Wiegmann: One step is to ensure that the endothelial cells adhere firmly enough to the hollow fiber membranes. An implanted biohybrid lung would have to withstand the blood flow of four to six liters each minute. The endothelial cells must be able to withstand the frictional stress caused by this blood flow.
Current ECMO systems measure about 15x15x5 centimeters in size, making implantation in the body impossible. This necessitates miniaturization, which should ideally be tailored to the individual patient as each patient requires a different gas exchange surface area to support the lungs depending on the type and stage of the disease. The membrane size enables us to control the biohybrid lung capacity and performance. Miniaturization should therefore keep individualization in mind.
What will the future of artificial organs look like?

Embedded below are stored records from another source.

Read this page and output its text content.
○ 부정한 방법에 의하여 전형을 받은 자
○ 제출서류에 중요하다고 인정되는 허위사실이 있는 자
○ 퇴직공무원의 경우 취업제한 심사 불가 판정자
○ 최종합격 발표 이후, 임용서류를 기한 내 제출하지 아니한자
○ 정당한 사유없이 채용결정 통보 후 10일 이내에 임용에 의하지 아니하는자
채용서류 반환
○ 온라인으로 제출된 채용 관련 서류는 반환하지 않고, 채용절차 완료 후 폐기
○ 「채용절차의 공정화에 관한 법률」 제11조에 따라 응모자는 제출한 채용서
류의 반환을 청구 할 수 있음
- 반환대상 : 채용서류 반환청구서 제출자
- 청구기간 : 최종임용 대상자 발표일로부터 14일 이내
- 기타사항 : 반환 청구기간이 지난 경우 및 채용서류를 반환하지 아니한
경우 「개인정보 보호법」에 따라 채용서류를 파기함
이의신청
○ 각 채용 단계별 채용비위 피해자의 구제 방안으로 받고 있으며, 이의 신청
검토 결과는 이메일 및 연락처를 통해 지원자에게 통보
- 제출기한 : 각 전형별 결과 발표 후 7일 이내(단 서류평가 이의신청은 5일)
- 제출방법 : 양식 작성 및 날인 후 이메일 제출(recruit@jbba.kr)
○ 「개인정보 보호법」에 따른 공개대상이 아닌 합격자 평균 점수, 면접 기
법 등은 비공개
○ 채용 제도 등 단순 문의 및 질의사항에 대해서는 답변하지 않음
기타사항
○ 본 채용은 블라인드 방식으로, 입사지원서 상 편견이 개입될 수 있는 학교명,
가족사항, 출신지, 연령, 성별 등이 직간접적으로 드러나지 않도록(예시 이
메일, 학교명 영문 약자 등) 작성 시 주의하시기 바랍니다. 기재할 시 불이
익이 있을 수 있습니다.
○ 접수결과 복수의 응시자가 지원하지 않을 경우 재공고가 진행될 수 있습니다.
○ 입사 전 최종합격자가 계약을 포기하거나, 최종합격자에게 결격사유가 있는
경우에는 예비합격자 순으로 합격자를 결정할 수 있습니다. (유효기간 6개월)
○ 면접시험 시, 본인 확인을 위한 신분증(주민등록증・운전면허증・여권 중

Wiegmann: That is an interesting and exciting question. There are parallel approaches to this: We try to use so-called tissue engineering to colonize existing surfaces with endothelial cells. Another approach is to grow organs in a lab. And yet another method combines the two approaches: For example, you can take lungs and use decellularization to isolate the extracellular matrix, leaving lung scaffolds for new cell colonization. You could use human or animal lungs, like the lungs of a monkey for this purpose.
Yet regardless of the research approach, you must have sufficient quantities of the different types of cells in the lung. That is because at this point it is not possible to extract these cells from the patient and grow them in the laboratory. You are forced to use exogenous material and ensure that the body does not recognize it as foreign and trigger an immune response. Otherwise, you would be back at the same point where we are today when it comes to organ transplants: The patient must take medication to prevent rejection and ensure the immune system accepts the exogenous cells. Of course, this is something we want to avoid since our goal is to develop an artificial lung that can be permanently implanted as an alternative to a donor organ.
It remains to be seen which of these fields of research will be the most successful in the future – my guess is that it will be a combination of all these approaches.